Two weeks ago, Los Alamos officials estimated the cost of fixing the problems at $21 million to $25 million, according to an internal National Nuclear Security Administration report obtained by the Journal.

But in his memo to Los Alamos staff Wednesday, lab director Charles McMillan said the lab now estimates the cost at $41 million. Needed work could take six months and is not likely to begin until March. In the meantime, additional guards will be needed to protect the building while the security system is inoperable. The expense of the additional guards is included in the $41 million estimated cost overrun.

The system was to have used sensors, cameras and other technology to protect one of the lab’s most sensitive sites.
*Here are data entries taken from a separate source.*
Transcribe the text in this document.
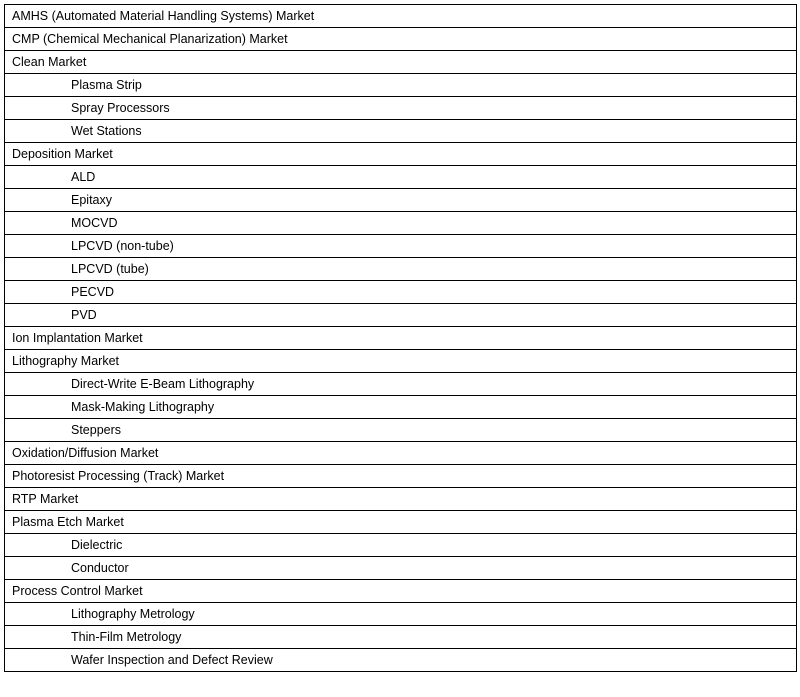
AMHS (Automated Material Handling Systems) Market
CMP (Chemical Mechanical Planarization) Market
Clean Market
Plasma Strip
Spray Processors
Wet Stations
Deposition Market
ALD
Epitaxy
MOCVD
LPCVD (non-tube)
LPCVD (tube)
PECVD
PVD
Ion Implantation Market
Lithography Market
Direct-Write E-Beam Lithography
Mask-Making Lithography
Steppers
Oxidation/Diffusion Market
Photoresist Processing (Track) Market
RTP Market
Plasma Etch Market
Dielectric
Conductor
Process Control Market
Lithography Metrology
Thin-Film Metrology
Wafer Inspection and Defect Review
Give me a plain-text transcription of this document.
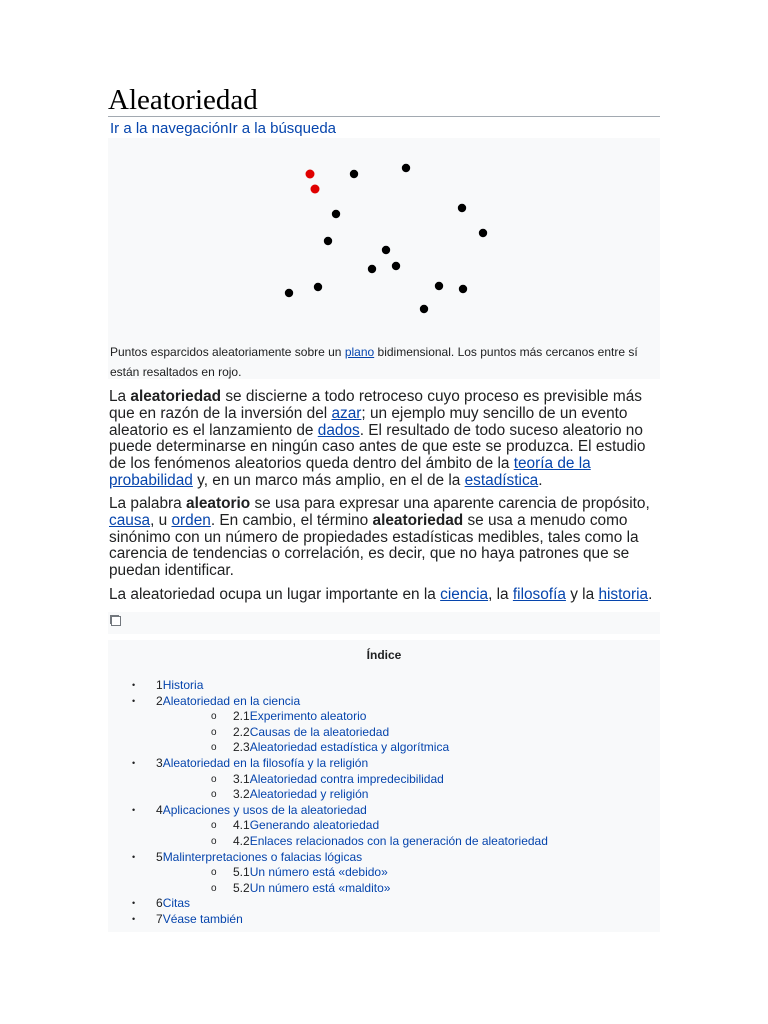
Aleatoriedad
Ir a la navegaciónIr a la búsqueda
Puntos esparcidos aleatoriamente sobre un plano bidimensional. Los puntos más cercanos entre sí están resaltados en rojo.
La aleatoriedad se discierne a todo retroceso cuyo proceso es previsible más que en razón de la inversión del azar; un ejemplo muy sencillo de un evento aleatorio es el lanzamiento de dados. El resultado de todo suceso aleatorio no puede determinarse en ningún caso antes de que este se produzca. El estudio de los fenómenos aleatorios queda dentro del ámbito de la teoría de la probabilidad y, en un marco más amplio, en el de la estadística.
La palabra aleatorio se usa para expresar una aparente carencia de propósito, causa, u orden. En cambio, el término aleatoriedad se usa a menudo como sinónimo con un número de propiedades estadísticas medibles, tales como la carencia de tendencias o correlación, es decir, que no haya patrones que se puedan identificar.
La aleatoriedad ocupa un lugar importante en la ciencia, la filosofía y la historia.
Índice
• 1Historia
• 2Aleatoriedad en la ciencia
o 2.1Experimento aleatorio
o 2.2Causas de la aleatoriedad
o 2.3Aleatoriedad estadística y algorítmica
• 3Aleatoriedad en la filosofía y la religión
o 3.1Aleatoriedad contra impredecibilidad
o 3.2Aleatoriedad y religión
• 4Aplicaciones y usos de la aleatoriedad
o 4.1Generando aleatoriedad
o 4.2Enlaces relacionados con la generación de aleatoriedad
• 5Malinterpretaciones o falacias lógicas
o 5.1Un número está «debido»
o 5.2Un número está «maldito»
• 6Citas
• 7Véase también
But when lab staffers were going through final checkout of the system while preparing to turn it on, they found that duct work that was supposed to carry data from the sensor systems to computers used to manage the system was improperly installed.

Because the project had already spent its entire budget by the time the problems were discovered, the lab was legally obligated to shut down work until an agreement can be reached with the federal government regarding additional money needed to correct the problems.

“Because we are not authorized to make this type of change in funding, the project remains in suspended status until Congress or NNSA directs us otherwise,” McMillan wrote in the lab staff memo.

Located on wooded mesas west of Santa Fe, Los Alamos is one of the nation’s three nuclear weapons design labs. Since the end of the Cold War, the lab also has taken on a growing role in manufacturing nuclear warhead components.

The security system at the lab’s Technical Area 55 protects what is arguably its most sensitive site, a 1970s-era concrete blockhouse where the lab’s work with dangerously radioactive plutonium is done. Because of plutonium’s usefulness for nuclear weapons and its attractiveness as a terrorist target, Technical Area 55 has seen heightened security since the terrorist attacks of September 2001. A public road near the site has been closed, and in 2005 the lab launched a major security upgrade.

An NNSA spokesman said this week no decisions have been made about how the agency will make up the cost overruns. Congressional action may be needed because of a $213 million cap in existing appropriations for the project.

In the report obtained by the Journal, NNSA officials said one option for paying for at least a portion of the cost overrun is to deduct money from the fee paid to Los Alamos National Security LLC, the Bechtel-University of California corporate partnership that manages Los Alamos for the federal government. The partnership’s fiscal year 2011-12 management fee was $76 million.

Officials have been publicly mum about assigning blame for the mishaps that led to the security system’s problems. But the Journal has learned that the problem stemmed from a lack of coordination among multiple contractors responsible for working on different parts of the contract.

Rather than have one contractor do all the work, a decision was made several years ago to split the project among five contractors. That saved money in bids on the project, but difficulty in coordinating the work of the different construction teams appears to have led to the problems.

NNSA and lab officials have each privately pointed the finger of blame at the other for that decision to split up the contract.
— This article appeared on page A1 of the Albuquerque Journal.